Cameroun : Philémon Yang l’insubmersible

Philémon Yang ne fait d’ombre à personne, et c’est sans doute le secret de sa longévité. Premier ministre depuis neuf ans, il sait évoluer en eau trouble. Portrait d’un homme qui a fait de la discrétion une technique de survie.
Était-ce un mauvais présage ? En ce 20 mai, alors que Paul Biya ouvre les portes du palais présidentiel d’Etoudi à l’occasion de la fête nationale, une pluie battante tombe sur Yaoundé. Mais diplomates, entrepreneurs, hommes politiques, intellectuels ou sportifs ont fait le déplacement. Philémon Yang aussi. Nommé le 30 juin 2009, le Premier ministre est un habitué de l’exercice. Il vit en cette fin d’après-midi pluvieuse sa neuvième fête nationale en tant que numéro un du gouvernement.
À quoi pense-t-il donc ? On dit cet homme de 71 ans dénué d’ambition, au service exclusif d’un président dont il a été le directeur de campagne lors de la présidentielle de 2011. Alors que se profile un nouveau scrutin pour la magistrature suprême, en octobre, la situation n’a guère changé : Philémon Yang servira Paul Biya, d’une main discrète mais ferme. Espère-t-il rester à son poste si le chef de l’État venait à conserver le sien ? Il ne manque en tout cas pas d’atouts. « Il est très prudent et a appris de ses prédécesseurs », confie un proche.

À l’abri du soupçon
Simon Achidi Achu (1992-1996) aimait serrer les mains et battre la campagne. Philémon Yang est un technocrate qui aime rester au plus proche de ses dossiers. Sadou Hayatou (1991-1992) était un politique ambitieux. Yang a appris à s’effacer derrière les réels tenants du pouvoir au pays de Paul Biya, qu’ils résident au secrétariat général de la présidence ou au cabinet civil. « Il sait ne pas entrer en confrontation directe avec eux, poursuit un collaborateur.
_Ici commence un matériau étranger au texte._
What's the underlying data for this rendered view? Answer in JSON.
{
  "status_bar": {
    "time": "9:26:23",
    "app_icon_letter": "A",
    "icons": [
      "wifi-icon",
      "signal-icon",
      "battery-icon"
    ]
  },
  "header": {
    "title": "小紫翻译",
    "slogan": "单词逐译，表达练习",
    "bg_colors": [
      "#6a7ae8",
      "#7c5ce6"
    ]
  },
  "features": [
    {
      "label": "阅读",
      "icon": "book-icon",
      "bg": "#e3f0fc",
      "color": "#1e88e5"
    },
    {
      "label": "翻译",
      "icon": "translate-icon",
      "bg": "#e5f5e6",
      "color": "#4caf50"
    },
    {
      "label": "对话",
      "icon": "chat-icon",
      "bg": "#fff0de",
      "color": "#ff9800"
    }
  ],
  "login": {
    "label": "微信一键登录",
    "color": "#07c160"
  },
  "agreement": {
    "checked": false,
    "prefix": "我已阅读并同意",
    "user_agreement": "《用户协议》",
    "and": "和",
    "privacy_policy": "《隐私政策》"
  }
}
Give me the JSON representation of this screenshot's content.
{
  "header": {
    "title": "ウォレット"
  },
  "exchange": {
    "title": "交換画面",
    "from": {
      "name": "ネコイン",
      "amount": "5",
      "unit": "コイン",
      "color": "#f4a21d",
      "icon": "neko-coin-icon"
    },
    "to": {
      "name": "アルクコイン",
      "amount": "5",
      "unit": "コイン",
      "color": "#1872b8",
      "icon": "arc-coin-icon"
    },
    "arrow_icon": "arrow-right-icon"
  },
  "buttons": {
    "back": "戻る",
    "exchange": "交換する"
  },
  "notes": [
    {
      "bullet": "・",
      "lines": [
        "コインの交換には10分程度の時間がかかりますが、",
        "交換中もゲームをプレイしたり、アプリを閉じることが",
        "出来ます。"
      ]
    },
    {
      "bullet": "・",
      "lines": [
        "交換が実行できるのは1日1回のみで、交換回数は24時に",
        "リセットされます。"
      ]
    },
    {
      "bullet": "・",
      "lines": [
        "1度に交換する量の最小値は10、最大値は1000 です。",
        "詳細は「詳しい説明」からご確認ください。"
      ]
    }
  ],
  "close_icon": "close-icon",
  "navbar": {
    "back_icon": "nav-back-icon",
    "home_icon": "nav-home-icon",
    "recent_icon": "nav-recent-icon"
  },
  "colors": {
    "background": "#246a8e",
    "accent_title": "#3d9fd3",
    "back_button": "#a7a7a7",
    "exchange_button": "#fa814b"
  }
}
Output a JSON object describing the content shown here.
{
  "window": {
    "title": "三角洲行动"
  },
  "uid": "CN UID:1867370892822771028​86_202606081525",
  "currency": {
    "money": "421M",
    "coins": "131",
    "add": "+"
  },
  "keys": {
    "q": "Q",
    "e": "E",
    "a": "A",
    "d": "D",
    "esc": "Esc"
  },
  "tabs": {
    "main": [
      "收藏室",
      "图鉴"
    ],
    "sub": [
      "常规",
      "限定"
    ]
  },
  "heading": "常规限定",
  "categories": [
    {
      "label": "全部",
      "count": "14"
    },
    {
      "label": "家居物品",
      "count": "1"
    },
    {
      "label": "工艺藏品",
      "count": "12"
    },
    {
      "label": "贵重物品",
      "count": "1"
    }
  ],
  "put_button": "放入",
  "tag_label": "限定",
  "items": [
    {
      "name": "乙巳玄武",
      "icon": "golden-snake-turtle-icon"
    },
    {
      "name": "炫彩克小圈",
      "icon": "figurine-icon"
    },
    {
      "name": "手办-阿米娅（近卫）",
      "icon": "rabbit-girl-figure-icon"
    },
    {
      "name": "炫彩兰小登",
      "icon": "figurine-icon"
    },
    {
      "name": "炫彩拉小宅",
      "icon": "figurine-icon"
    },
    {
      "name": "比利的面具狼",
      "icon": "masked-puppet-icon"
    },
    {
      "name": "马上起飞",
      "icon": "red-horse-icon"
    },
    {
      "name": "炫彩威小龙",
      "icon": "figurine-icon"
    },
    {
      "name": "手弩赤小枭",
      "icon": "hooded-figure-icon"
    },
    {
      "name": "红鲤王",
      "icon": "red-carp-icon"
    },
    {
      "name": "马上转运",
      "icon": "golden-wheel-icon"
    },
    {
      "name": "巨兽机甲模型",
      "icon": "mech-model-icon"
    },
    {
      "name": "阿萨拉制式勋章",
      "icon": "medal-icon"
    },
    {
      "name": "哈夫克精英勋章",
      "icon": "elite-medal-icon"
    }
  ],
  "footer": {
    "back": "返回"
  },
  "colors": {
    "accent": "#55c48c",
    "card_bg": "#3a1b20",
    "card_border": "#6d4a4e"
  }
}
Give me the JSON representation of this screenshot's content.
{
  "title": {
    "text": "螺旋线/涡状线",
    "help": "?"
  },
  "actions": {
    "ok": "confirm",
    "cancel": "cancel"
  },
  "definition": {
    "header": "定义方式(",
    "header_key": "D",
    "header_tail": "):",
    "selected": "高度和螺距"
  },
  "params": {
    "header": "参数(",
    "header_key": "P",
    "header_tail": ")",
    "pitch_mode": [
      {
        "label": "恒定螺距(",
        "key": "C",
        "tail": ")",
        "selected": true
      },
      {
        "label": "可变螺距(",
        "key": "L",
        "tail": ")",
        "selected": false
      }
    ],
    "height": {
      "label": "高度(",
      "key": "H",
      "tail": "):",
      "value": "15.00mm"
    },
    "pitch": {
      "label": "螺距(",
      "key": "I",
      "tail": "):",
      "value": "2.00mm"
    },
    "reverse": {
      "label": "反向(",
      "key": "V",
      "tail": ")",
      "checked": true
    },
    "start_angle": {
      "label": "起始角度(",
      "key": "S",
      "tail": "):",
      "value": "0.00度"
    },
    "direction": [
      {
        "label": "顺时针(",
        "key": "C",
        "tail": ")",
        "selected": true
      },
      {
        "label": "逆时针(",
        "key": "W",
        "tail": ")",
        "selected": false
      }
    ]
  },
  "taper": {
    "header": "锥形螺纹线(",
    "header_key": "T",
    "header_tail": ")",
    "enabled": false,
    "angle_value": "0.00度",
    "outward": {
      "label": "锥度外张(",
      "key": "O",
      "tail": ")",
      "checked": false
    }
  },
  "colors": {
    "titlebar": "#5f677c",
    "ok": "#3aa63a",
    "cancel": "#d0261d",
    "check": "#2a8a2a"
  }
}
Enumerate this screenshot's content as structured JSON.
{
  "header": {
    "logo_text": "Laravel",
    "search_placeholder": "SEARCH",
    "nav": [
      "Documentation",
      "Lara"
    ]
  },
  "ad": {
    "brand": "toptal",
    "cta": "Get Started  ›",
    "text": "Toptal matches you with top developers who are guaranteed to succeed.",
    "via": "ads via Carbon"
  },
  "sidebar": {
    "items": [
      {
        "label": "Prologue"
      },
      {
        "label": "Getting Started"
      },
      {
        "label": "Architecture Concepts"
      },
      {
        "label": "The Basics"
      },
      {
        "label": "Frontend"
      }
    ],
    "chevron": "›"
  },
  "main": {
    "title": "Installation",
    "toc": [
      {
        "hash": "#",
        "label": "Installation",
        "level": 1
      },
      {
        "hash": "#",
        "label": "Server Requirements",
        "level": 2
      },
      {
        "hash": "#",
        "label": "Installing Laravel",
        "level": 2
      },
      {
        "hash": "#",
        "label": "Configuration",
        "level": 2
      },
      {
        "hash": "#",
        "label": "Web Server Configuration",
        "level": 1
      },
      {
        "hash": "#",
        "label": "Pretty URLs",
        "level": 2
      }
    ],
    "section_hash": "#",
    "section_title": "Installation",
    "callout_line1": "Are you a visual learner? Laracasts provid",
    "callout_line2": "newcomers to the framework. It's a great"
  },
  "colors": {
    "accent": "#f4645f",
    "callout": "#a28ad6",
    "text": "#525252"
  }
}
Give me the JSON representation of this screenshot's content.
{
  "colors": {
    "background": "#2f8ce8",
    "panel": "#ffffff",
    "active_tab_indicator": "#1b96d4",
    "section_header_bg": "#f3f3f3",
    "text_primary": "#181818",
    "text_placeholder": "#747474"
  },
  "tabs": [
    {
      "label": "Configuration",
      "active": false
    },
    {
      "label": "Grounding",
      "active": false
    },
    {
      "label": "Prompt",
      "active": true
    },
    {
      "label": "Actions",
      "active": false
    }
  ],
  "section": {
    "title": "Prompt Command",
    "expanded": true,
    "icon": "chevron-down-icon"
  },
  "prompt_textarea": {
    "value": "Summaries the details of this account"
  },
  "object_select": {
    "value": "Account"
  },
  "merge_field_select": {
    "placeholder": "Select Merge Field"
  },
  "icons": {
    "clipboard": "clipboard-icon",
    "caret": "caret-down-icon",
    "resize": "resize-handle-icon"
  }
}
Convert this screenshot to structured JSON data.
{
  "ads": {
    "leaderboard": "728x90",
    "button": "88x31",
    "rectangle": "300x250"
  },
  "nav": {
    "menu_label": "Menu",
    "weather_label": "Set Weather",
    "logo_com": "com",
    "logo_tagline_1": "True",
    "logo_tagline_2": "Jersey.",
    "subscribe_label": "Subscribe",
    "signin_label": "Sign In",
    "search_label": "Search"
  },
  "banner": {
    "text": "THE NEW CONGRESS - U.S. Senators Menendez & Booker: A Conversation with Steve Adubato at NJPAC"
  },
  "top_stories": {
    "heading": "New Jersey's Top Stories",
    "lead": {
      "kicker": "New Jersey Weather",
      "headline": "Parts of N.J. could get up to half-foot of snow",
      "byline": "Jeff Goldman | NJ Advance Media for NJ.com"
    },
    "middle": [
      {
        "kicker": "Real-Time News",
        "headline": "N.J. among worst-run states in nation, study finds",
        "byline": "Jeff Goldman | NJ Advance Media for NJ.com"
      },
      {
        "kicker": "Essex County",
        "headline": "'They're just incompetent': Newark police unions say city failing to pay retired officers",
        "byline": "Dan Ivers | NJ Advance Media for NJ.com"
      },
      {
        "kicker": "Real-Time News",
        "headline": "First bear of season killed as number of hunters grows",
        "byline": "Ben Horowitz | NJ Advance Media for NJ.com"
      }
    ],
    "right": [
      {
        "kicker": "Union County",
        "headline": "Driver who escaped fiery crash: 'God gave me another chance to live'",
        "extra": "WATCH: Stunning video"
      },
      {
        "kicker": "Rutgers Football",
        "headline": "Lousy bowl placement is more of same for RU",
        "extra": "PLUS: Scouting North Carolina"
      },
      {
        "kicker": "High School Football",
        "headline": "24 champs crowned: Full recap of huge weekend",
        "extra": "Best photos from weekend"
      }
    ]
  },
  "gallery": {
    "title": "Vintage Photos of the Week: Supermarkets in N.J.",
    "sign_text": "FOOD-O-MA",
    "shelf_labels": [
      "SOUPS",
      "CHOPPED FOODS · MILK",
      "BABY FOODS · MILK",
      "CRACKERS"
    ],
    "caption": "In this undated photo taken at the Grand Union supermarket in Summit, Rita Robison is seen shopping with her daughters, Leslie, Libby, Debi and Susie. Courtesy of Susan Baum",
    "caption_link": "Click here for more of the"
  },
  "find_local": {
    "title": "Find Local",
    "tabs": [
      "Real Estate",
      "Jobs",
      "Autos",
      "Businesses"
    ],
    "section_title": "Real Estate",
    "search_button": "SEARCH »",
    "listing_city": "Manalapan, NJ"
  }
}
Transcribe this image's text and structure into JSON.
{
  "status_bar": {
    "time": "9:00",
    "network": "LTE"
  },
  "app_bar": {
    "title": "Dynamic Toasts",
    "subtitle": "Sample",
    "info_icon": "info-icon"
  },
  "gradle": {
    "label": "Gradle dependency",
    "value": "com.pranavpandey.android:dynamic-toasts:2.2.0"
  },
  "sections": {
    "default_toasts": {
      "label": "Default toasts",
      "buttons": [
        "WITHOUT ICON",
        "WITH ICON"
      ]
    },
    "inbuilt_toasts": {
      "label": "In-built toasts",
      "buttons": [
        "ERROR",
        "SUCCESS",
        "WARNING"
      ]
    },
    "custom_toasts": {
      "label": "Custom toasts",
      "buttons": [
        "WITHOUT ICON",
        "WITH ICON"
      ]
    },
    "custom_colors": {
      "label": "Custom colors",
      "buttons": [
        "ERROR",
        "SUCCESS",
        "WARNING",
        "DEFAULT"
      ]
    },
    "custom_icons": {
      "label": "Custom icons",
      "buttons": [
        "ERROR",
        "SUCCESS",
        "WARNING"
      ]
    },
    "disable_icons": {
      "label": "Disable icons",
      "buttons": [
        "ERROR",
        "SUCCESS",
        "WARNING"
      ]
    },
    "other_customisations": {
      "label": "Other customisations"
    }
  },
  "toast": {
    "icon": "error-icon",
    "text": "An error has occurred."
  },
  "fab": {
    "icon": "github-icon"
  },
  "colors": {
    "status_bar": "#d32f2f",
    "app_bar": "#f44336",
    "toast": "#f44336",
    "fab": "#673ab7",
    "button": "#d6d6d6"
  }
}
Il se tient éloigné des afaires, qui ont été fatales à d’autres. » Philémon Yang a-t-il en tête le sort d’Ephraïm Inoni, un autre titulaire du poste (2004-2009), condamné en 2012 à vingt ans de prison pour détournement de fonds publics dans la gestion de Cameroon Airlines? Il a bien été président du conseil d’administration de Camair-Co (qui a succédé à Camair) de 2008 à 2013, mais les déboires de cette dernière (21 millions d’euros de pertes pour l’exercice 2011-2012) ne l’ont guère atteint et il fnira par en démissionner, à la demande d’un Paul Biya soucieux de le tenir à l’abri du soupçon.

Linda chez Chantal
Philémon Yang le sait : mieux vaut ne pas se frotter au ministre de la Justice, Laurent Esso, grand ordonnateur de l’opération anticorruption Épervier. Le « premier des ministres », comme on le surnomme parfois, sait se tenir à distance respectueuse des dauphins putatifs du chef, qu’ils se nomment Laurent Esso, René Emmanuel Sadi, désormais ministre chargé de mission à la présidence, ou Louis-Paul Motaze, aux Finances. Avec ce dernier, les relations ont même été exécrables. Secrétaire général de la primature de 2011 à 2015, Motaze n’acceptait que de mauvaise grâce la supériorité hiérarchique de Philémon Yang sur les grands dossiers d’infrastructures (port autonome en eau profonde de Kribi, barrages de Lom-Pangar et de Memve’ele), qu’il entendait gérer de bout en bout, lui qui avait été ministre de l’Économie, de la Planifcation et de l’Aménagement du territoire (Minepat) de 2007 à 2011. « Il y avait de vives tensions, voire de l’insubordination. Cela ne pouvait pas fonctionner », se souvient un acteur de l’époque. Le neveu du président fnira par obtenir gain de cause : le 2 octobre 2015, il retrouve le Minepat, dans le troisième gouvernement de Philémon Yang.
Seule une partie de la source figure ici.